What is the cleanup task?
The job is two-fold:
to eliminate direct contact with mine waste on the Hill, thus protecting human health; and
to prevent the heavy metals in those mine waste materials from getting into storm water and groundwater and finding their way to Silver Bow Creek, thereby protecting life in the stream and the DEQ’s $85 million creek cleanup project.
Is some work already complete?
Yes. In fact, a substantial amount of the cleanup of Priority Soils has occurred – about $50 million of work by current estimates. Over the past 15 years, several projects have been completed, with the understanding that all this work will be reviewed as part of the final decision. Major projects include: the Alice Pit/Dump (1998); several areas in Walkerville (1988, 1994, 2002); the Missoula Gulch, Buffalo Gulch and Kelley ditches and retention ponds (1997-99); railroad corridors (2001-03); and Lower Area One, including the reconstructed Silver Bow Creek, the Colorado Tailings removal, and the Clark Tailings project (1993-2000).
In all, more than 175 mine dumps covering more than 400 acres have been partially removed and capped, and more than 180 residential yards have been cleaned up (lead soil removals). The caps generally consist of placing 18″ of clean soil materials with organic amendments over the wastes and planting native vegetation to hold the soil in place and minimize erosion. To complement the caps, a system of storm water collection facilities – the new drainage ditches and retention ponds – has been installed to collect water that may still contain heavy metals and prevent those contaminants from reaching Silver Bow Creek.
What Other Areas and Issues Must Be Addressed?
The major cleanups still ahead include the Parrot Tailings near the Civic Center and the Metro Storm Drain corridor, which once was the historic Silver Bow Creek channel that flowed through town, and a large area north of the Kelley Mine, surrounding the Mountain Con Mineyard and the Granite Mountain Memorial.
In addition to cleanups, other issues include deciding what type of water treatment system should be used to ensure groundwater, surface water or storm water leaving the area will not pollute Silver Bow Creek heading west of town. Another big decision will be to determine whether the projects already completed were done satisfactorily and will be permanent, or whether additional work is needed.
Perhaps the most important issue is to determine how the reclaimed areas and water management facilities will perform in the long term and be effectively maintained. As part of the Record of Decision, it will be critical to set the right performance standards for treatment and long-term care, and then determine how much money it will take to get the job done properly.
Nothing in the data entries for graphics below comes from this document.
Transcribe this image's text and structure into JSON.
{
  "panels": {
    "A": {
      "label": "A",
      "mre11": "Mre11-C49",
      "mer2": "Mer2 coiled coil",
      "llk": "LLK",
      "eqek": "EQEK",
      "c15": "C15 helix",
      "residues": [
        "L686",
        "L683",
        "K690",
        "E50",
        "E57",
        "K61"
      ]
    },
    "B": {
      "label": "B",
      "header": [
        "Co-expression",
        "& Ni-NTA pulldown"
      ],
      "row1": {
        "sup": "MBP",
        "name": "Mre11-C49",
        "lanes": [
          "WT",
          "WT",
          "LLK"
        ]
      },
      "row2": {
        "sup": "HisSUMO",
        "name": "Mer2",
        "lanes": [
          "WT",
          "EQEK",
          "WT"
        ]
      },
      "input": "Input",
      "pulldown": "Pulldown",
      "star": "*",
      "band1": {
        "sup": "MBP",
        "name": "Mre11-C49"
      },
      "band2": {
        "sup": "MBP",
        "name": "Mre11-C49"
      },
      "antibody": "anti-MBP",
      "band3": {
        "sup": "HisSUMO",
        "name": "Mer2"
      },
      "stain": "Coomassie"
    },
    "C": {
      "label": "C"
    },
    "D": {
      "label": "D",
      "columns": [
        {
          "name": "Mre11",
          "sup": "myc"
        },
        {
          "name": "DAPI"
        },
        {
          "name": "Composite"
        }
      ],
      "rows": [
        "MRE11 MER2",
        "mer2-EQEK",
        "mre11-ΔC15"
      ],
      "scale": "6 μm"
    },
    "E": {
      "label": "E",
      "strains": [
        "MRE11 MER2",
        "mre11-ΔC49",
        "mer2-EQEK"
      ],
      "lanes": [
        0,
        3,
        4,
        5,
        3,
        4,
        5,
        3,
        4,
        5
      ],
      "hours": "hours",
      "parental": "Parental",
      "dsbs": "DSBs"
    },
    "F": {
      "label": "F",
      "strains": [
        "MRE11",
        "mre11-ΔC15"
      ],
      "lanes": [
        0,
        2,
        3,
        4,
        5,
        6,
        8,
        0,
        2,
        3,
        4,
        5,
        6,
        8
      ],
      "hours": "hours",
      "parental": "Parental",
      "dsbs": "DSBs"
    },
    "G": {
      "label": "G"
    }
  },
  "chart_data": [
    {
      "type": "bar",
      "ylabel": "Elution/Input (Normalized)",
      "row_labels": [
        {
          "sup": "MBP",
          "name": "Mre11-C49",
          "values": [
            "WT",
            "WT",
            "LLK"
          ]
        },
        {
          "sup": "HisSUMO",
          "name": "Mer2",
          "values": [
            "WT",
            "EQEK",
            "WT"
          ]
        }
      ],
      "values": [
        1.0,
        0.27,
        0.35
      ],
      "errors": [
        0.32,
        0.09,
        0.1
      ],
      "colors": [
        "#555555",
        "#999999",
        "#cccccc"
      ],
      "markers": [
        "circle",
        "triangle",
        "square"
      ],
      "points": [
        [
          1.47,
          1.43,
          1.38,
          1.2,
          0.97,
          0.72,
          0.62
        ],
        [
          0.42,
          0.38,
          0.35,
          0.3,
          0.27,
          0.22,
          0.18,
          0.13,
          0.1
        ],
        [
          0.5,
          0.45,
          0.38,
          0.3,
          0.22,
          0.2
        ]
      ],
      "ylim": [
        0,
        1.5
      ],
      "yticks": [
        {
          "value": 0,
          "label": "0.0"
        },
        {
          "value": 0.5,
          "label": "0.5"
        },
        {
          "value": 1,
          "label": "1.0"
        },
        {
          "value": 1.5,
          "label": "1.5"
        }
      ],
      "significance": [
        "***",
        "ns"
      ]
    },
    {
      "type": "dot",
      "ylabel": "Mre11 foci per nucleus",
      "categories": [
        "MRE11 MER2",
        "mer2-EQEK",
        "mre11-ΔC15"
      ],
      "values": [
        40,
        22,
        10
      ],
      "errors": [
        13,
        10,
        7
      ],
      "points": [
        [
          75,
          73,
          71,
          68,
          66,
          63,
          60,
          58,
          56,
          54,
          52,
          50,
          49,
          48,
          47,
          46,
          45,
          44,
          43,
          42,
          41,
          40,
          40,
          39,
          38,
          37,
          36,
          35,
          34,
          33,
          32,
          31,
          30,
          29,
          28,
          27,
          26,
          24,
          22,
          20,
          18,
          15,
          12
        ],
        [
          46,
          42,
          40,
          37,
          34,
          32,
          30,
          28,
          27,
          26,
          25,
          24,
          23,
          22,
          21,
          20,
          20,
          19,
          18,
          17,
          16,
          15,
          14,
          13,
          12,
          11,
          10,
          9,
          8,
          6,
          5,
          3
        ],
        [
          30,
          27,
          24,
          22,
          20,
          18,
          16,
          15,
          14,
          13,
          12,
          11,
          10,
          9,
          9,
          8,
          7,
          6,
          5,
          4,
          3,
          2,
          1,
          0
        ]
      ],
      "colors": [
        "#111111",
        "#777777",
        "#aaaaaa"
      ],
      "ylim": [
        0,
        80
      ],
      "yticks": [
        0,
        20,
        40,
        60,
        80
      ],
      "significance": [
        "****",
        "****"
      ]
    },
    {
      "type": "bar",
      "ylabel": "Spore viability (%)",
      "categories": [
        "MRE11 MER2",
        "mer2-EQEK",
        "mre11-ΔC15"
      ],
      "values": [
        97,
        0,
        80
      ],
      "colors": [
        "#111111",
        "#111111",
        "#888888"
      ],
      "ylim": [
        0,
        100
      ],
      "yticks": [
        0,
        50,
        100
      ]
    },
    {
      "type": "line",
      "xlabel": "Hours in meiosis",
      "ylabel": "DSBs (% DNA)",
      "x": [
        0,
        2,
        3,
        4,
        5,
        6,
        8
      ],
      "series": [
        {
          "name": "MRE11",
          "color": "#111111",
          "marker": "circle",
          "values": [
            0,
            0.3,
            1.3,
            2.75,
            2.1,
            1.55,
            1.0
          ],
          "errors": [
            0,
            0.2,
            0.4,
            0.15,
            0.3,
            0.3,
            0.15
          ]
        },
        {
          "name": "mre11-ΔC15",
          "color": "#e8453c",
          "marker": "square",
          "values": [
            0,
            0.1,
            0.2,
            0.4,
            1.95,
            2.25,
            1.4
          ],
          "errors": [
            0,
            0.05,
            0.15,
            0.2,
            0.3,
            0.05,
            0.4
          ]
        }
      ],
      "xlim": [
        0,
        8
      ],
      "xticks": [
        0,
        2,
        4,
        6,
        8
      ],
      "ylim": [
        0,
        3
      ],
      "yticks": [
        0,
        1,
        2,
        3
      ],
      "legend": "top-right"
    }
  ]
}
Is Butte on the hook for the Priority Soils cleanup?
Unlike every other cleanup around Butte, where the citizens have been protected from any Superfund liability, Butte-Silver Bow was named as a Potentially Responsible Party or PRP to conduct the Priority Soils cleanup. In 1990, EPA decided that since the publicly owned storm water system carried wastes off the Hill to the creek, the community was partly liable for the problem.
However, Arco is also a PRP for Priority Soils, and for the most part over the past 15 years, Arco has paid all costs for cleanup work. As part of the upcoming Record of Decision and then a Consent Decree for the Priority Soils project, Butte’s “share” will be determined.